Process equipment manufacturer and supplier MIP Process Technologies of Sandton, Johannesburg, features women in prominent engineering roles, reflecting the ongoing transformation of the mining industry.
South Africa commemorates Women’s Month in August, which is an ideal opportunity for MIP Process Technologies to highlight the importance of gender inclusivity in the mining industry, Managing Director, Philip Hoff, comments. Prominent employees paving the way forward for women are Process Engineer ,Jodi Mackenzie, and Project Engineer, Sacha-Li Pretorius.
Mackenzie explains that, upon graduating as a qualified chemical engineer from the University of Pretoria, and currently pursuing BSc (Hons) in Metallurgical Engineering, she entertained dreams “involving pristine white laboratory coats, and the development of lush formulations for one of my favourite cosmetic brands.”
Ironically, the first job she accepted, however, focused on dirt and rust. “I was later sent to site to witness first-hand the magnitude of one of our paper designs brought to life. It was then I realised, either by sheer luck or divine intervention, that I was in the industry meant for me.” Mackenzie maintains she is “absolutely passionate” about minerals processing, as “it makes me tick.”

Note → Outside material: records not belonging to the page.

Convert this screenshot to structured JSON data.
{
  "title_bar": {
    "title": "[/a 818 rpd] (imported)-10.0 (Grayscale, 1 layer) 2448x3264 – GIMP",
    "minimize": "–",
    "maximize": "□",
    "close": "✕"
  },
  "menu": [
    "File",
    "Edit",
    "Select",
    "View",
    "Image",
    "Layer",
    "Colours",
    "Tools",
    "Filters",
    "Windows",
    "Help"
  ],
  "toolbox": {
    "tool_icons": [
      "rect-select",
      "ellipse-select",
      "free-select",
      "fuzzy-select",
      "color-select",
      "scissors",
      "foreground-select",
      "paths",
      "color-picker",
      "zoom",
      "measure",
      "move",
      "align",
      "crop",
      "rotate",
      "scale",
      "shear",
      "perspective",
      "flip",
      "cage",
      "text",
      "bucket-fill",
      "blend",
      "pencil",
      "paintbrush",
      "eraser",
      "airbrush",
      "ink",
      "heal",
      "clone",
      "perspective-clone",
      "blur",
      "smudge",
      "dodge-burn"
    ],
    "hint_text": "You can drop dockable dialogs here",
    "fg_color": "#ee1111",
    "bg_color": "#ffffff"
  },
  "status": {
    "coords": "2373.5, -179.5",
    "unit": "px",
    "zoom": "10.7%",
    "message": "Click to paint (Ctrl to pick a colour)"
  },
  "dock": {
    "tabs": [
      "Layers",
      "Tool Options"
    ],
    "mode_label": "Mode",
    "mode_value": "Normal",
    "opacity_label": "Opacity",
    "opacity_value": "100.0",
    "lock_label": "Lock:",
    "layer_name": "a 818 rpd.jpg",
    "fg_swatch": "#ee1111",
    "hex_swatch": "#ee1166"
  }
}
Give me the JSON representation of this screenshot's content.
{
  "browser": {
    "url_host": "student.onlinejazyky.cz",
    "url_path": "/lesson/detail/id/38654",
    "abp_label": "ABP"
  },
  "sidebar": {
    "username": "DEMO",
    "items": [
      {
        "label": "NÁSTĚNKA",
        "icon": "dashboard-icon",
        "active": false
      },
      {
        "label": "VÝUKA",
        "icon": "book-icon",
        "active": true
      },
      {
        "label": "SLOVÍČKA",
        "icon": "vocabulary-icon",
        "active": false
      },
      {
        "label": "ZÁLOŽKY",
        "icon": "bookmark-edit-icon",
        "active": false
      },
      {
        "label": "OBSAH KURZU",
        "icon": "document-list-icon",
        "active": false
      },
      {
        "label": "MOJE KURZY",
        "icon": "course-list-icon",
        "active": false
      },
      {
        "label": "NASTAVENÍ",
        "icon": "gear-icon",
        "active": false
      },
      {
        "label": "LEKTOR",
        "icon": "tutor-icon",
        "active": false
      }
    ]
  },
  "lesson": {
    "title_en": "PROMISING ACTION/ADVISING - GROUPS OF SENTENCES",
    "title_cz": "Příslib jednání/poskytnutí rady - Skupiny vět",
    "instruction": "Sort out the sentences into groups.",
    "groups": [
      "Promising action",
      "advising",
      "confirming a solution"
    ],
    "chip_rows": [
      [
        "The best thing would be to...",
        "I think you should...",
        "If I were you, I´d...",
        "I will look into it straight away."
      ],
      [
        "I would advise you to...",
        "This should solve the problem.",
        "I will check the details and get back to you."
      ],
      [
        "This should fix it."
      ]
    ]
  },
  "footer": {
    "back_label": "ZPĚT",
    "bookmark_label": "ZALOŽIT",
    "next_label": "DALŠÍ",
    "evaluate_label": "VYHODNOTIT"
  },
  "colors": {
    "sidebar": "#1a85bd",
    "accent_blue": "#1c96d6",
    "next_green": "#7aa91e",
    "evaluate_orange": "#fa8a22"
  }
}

Pretorius, who has a BSc (Hons) in Chemical Engineering from the University of the Witwatersrand, and a Certificate in the Fundamentals of Project Management, says she has always had an abiding interest in mathematics and science, especially chemistry.
“This is why I decided to pursue a career in engineering. My final year of study towards my degree included a hydrometallurgy course, as well as a course in project management. I took a great interest in these two topics. MIP Process Technologies has subsequently afforded me the opportunity to work within a projects role in the mining industry,” Pretorius explains.
Both women have been so successful in their respective roles that they have been instrumental in securing multi-million rand contracts for the company. Pretorius, in particular, has shepherded three such projects successfully, and is currently working on two more. “I have also had the opportunity to expand my knowledge of mechanical equipment,” she notes.
Commenting on the role of women in such a niche industrial environment, Mackenzie states firmly that “careers do not have gender roles; society does.” She urges women contemplating similar career paths in traditional male-dominated fields to always be cognizant of stereotyped expectations, “so you are aware of exactly what it will take to smash these. Never forget that you alone are in control of your destiny. Own that reality, and make it happen.”
Pretorius highlights that many women are intimidated by the fact that engineering is still regarded as a male discipline. “I encourage more women to pursue careers in engineering, as well as in project management, as a person’s capabilities are not determined by gender. I have encountered numerous brilliant female engineers within this industry,” she concludes.